Signal intensity from water in a specified region of interest (marked by the green rectangle) with respect to time during the first 2 h of dissolution.
Conclusions
We have identified fused deposition modeling using ABS as a suitable manufacturing method and appropriate working material that met all of our requirements for a tablet holder compatible with MRI. Images of an MR tablet exposed to dissolution medium were obtained during field testing. Formation of a gel layer was followed by quantitative water concentration measured over a period of 2 h. These results demonstrated that the presence of ABS did not cause any interference to the tablet images. In addition, the design was able to accommodate for the changing size and texture of the tablet during dissolution. We plan to implement continuous flow of dissolution fluid during imaging. This will allow us to employ a T-junction to sample the dissolution medium at different time points.
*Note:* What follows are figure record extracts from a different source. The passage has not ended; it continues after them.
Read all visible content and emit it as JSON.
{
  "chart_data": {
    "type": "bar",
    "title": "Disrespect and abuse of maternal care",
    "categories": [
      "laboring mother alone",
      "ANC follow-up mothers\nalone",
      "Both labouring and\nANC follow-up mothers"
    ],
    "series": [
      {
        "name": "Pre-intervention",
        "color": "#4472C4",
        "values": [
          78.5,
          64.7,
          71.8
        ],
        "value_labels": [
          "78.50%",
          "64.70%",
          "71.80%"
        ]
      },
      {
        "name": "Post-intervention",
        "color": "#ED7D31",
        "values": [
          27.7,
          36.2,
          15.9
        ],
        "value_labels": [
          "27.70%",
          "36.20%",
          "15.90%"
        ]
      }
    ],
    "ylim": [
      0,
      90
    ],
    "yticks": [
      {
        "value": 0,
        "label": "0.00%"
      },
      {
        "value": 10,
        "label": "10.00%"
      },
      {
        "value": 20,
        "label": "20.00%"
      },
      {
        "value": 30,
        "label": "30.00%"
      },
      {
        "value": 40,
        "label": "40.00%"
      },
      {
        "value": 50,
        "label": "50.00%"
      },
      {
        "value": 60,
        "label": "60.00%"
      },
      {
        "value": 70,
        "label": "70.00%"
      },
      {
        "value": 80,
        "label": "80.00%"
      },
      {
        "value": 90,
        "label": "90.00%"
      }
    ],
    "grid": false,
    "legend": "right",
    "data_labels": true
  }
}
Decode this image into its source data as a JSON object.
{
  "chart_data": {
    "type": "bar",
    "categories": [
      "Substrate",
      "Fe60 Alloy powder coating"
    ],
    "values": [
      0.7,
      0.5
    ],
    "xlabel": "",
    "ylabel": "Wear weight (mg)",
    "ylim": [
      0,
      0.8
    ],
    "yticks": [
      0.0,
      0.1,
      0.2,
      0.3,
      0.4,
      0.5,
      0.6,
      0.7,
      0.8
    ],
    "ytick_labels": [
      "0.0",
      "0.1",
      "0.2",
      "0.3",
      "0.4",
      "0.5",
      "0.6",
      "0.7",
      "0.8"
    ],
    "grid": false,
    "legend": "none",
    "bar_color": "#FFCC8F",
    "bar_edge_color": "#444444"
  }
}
These samples can be analyzed for API concentration using more traditional offline techniques such as UV-vis spectroscopy, allowing us to gain a more holistic understanding of the solid dosage form of interest.1,2
Parts made of thermoplastic material are often not durable enough to hold up as finished parts and are more suitable for conceptual renderings, serving to prove fit, form, and function. 12 However, in this work, the use of thermoplastic material in the final product was beneficial because of its compatibility with MRI analysis. The ability to prototype and test designs quickly and inexpensively promotes further innovation and improvement. More importantly, this basic design can be modified to accommodate for changing criteria that may arise from different tablet types, shapes, and dissolution rates.
Footnotes
Acknowledgements
We thank Saaussan Madi at Bruker Biospin (Billerica, MA) for providing instrument time for field testing and MRI expertise. We acknowledge Violeta Yu of Amgen for her careful review of the article and Craig Schulz of Amgen for his support on this project.
Declaration of Conflicting Interests
The authors declared no potential conflicts of interest with respect to the research, authorship, and/or publication of this article.
Funding
The authors received no financial support for the research, authorship, and/or publication of this article.